Tal ultraje habría tenido contestación, dada la impotencia de la víctima para defenderse, si no hubiera ocurrido algo que desconcertó a los tunantes. En la puerta del cuarto apareció Jusepa con cara de terror, la boca como de máscara trágica, erizadas las greñas, los ojos saliéndosele del casco, los dedos tiesos; y en cortadas frases que más bien eran ladridos roncos decía: «Al amo... daño no... al amo no...»
-Esa mujer nos pierde -observó Arístides con la rápida inspiración de un general en jefe. Al instante comprendieron los otros dos el peligro que corrían, pues Jusepa se lanzó otra vez a la escalera. Faltábale aliento para chillar; pero bien se veía que su intención era salir alborotando. Poli corrió tras ella y en el tercer peldaño le echó ambas manos al pescuezo. «Si chillas, te matamos» le dijo Fausto sujetándola por los hombros. Hechos un revoltijo bajaron los tres a la cocina, tristemente alumbrada por el candil que pendía de la campana. La pobre Jusepa, clavando sus aterrados ojuelos perrunos en el guapo madrileño, pudo repetir con un resoplido su angustiada frase: «Al amo daño no».
-A callar -dijo Poli con mugido fiero, atenazando el cuello de la pobre mujer entre sus manos. Jusepa cayó contra la mesa... y sus dedos rígidos se engarzaron inútilmente en la pechera y solapas del que para ella era don Álvaro. La mirada de interrogación suplicante que le echó no pudo ser entendida por aquel bárbaro ciego. A las manos de Poli uniéronse pronto las de Fausto en la garganta y cogote de la loba infeliz, que agarrotada vomitó su propia lengua, y sus ojos se salieron del casco, fijos en su principal verdugo, quien no acertó a ver en aquella mirada última la estupefacción del amor al sentirse inmolado y vendido. No era bastante, y Fausto le echó al cuello una delgada y fuerte cuerda del repuesto que en la cintura traía. Tiraron, y arrastrando el cuerpo de la villana hasta un ángulo de la cocina, dejáronlo allí, seguros de que ya no cantaría.

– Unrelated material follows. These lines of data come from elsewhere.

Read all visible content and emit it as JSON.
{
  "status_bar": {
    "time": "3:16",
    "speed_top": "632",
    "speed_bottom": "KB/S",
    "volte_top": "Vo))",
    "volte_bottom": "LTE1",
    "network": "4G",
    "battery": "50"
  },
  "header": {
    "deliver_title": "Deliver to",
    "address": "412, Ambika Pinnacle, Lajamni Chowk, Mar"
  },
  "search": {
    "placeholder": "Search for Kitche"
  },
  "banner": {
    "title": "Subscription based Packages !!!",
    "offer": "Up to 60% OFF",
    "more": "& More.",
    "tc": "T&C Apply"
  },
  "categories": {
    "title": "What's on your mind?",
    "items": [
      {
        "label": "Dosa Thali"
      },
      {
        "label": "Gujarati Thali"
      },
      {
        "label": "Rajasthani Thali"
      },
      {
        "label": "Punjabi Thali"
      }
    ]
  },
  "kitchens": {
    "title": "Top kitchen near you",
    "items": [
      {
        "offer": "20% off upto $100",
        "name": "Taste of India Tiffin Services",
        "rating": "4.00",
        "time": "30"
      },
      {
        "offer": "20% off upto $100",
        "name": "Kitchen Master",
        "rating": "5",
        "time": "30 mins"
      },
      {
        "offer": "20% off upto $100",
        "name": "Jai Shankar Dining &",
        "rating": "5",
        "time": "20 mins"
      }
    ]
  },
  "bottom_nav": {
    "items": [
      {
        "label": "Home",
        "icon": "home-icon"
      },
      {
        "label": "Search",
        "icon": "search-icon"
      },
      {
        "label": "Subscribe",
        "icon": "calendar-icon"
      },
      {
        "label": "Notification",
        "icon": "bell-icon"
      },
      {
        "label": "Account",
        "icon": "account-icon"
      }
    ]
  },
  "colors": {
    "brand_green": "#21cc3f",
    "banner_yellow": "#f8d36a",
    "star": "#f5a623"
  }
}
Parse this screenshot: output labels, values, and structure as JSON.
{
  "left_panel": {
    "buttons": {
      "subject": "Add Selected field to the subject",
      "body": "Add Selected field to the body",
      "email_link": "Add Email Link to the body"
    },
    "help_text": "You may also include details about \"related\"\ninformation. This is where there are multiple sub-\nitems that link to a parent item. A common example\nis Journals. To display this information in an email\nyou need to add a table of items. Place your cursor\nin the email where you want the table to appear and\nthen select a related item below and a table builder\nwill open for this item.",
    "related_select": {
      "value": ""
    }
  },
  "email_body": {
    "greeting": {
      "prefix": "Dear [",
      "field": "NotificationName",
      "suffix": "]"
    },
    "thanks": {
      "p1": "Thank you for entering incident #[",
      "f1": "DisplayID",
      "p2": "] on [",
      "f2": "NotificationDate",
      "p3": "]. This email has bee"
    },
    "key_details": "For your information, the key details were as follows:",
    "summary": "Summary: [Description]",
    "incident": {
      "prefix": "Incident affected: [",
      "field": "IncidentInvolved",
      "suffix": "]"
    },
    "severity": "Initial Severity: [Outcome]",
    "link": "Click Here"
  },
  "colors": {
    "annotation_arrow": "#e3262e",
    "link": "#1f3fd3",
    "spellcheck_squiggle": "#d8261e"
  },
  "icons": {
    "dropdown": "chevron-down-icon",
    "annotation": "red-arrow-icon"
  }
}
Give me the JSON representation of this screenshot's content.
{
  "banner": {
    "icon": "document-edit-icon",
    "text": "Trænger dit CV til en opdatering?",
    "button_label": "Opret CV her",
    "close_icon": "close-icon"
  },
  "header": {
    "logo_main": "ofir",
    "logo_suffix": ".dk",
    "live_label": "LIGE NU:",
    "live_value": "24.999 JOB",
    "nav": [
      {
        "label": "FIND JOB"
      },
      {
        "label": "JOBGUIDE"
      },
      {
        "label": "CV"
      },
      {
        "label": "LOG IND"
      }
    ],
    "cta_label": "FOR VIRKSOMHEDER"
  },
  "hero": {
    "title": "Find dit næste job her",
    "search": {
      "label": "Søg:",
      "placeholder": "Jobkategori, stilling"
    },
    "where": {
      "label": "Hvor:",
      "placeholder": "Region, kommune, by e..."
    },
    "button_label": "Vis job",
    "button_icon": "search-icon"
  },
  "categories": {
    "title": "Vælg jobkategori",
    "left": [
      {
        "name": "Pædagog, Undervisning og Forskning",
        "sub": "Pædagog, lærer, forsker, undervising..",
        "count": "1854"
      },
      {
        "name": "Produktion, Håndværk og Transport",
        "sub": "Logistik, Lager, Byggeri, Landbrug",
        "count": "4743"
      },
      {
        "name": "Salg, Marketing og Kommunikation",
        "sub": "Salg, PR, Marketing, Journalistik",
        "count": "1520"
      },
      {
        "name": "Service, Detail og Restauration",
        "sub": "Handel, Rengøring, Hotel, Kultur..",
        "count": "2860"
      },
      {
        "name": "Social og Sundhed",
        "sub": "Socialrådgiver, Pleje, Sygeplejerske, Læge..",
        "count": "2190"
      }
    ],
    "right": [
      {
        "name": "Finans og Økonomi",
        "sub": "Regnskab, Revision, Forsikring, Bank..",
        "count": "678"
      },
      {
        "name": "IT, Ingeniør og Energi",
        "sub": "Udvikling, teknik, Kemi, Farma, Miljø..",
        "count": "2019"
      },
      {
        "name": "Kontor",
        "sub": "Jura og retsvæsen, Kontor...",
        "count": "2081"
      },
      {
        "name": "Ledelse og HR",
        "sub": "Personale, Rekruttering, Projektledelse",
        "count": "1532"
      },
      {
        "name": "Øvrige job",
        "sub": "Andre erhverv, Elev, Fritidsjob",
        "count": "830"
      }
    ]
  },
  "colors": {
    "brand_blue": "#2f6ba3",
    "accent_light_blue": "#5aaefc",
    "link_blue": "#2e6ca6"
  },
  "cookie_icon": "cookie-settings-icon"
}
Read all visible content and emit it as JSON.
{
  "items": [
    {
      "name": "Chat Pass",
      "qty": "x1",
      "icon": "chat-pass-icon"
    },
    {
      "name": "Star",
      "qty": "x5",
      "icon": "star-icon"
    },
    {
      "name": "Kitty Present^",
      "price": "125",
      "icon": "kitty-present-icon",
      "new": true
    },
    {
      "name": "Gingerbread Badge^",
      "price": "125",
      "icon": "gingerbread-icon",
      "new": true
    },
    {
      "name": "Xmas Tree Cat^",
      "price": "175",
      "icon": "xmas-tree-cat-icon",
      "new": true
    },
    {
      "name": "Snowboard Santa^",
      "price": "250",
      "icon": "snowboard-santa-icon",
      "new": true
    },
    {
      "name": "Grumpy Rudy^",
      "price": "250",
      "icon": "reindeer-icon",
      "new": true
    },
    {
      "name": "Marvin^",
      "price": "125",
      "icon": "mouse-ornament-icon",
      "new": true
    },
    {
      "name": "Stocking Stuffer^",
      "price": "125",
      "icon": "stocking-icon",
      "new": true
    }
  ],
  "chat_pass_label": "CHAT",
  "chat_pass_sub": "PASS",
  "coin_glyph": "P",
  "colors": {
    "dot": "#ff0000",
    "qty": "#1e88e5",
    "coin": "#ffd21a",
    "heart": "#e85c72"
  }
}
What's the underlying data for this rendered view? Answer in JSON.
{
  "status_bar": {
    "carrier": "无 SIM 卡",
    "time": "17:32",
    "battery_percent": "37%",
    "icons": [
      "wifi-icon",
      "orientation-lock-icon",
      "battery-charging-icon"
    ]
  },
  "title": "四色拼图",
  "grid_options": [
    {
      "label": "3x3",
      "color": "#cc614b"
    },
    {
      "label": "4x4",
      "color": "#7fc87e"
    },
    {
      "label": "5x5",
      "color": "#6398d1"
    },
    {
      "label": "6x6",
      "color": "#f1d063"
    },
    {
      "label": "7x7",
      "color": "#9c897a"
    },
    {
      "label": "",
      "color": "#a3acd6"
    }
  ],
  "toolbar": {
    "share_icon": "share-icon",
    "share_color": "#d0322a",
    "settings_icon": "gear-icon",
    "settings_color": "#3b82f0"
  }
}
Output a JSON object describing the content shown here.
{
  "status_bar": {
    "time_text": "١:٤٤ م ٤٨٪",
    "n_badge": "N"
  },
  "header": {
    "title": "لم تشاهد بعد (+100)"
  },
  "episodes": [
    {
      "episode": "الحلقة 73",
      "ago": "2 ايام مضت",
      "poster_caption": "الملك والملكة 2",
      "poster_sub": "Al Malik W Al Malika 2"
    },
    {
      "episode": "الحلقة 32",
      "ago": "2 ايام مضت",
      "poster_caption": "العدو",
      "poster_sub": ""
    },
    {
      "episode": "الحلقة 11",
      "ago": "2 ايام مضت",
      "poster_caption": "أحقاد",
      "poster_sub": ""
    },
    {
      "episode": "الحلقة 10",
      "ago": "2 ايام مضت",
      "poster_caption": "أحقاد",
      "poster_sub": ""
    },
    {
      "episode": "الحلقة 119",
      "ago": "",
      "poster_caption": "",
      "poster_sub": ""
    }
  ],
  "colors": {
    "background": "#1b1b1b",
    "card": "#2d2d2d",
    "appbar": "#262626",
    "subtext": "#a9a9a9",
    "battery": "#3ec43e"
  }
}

Arístides, cuyo afeminado temperamento no se avenía con las emociones de escena tan brutal y repugnante, abrió cauteloso la puerta de la cocina, reconociendo el campo para la retirada... Serena era la noche y obscura, pues la luna no había salido aún, y las estrellas apenas brillaban sobre el cielo brumoso. La Naturaleza les favorecía para la fuga, y sin necesidad de concertarse, deslizáronse fuera los malhechores, después de matar la agonizante luz del candil. El instinto les guiaba. La excitación de la pasada tragedia y el sentimiento del peligro que corrían, dieron a los tres ojos de lince y flexibilidades felinas. Junto a los cipreses y dirigidos por Poli, que ya había estudiado el terreno adyacente, saltaron la tapia que les separaba del campo propiamente cigarralesco, y por entre las sombras de los olivos y albaricoqueros fueron en demanda de la cerca exterior de la finca. Al saltarla, sintieron ladrar un perro del lado de Turleque, opuesto a la dirección que llevaban. Apresuráronse por lo que pudiera tronar, y a los pocos minutos sólo Dios sabía por dónde andaban los audaces asaltadores de Guadalupe.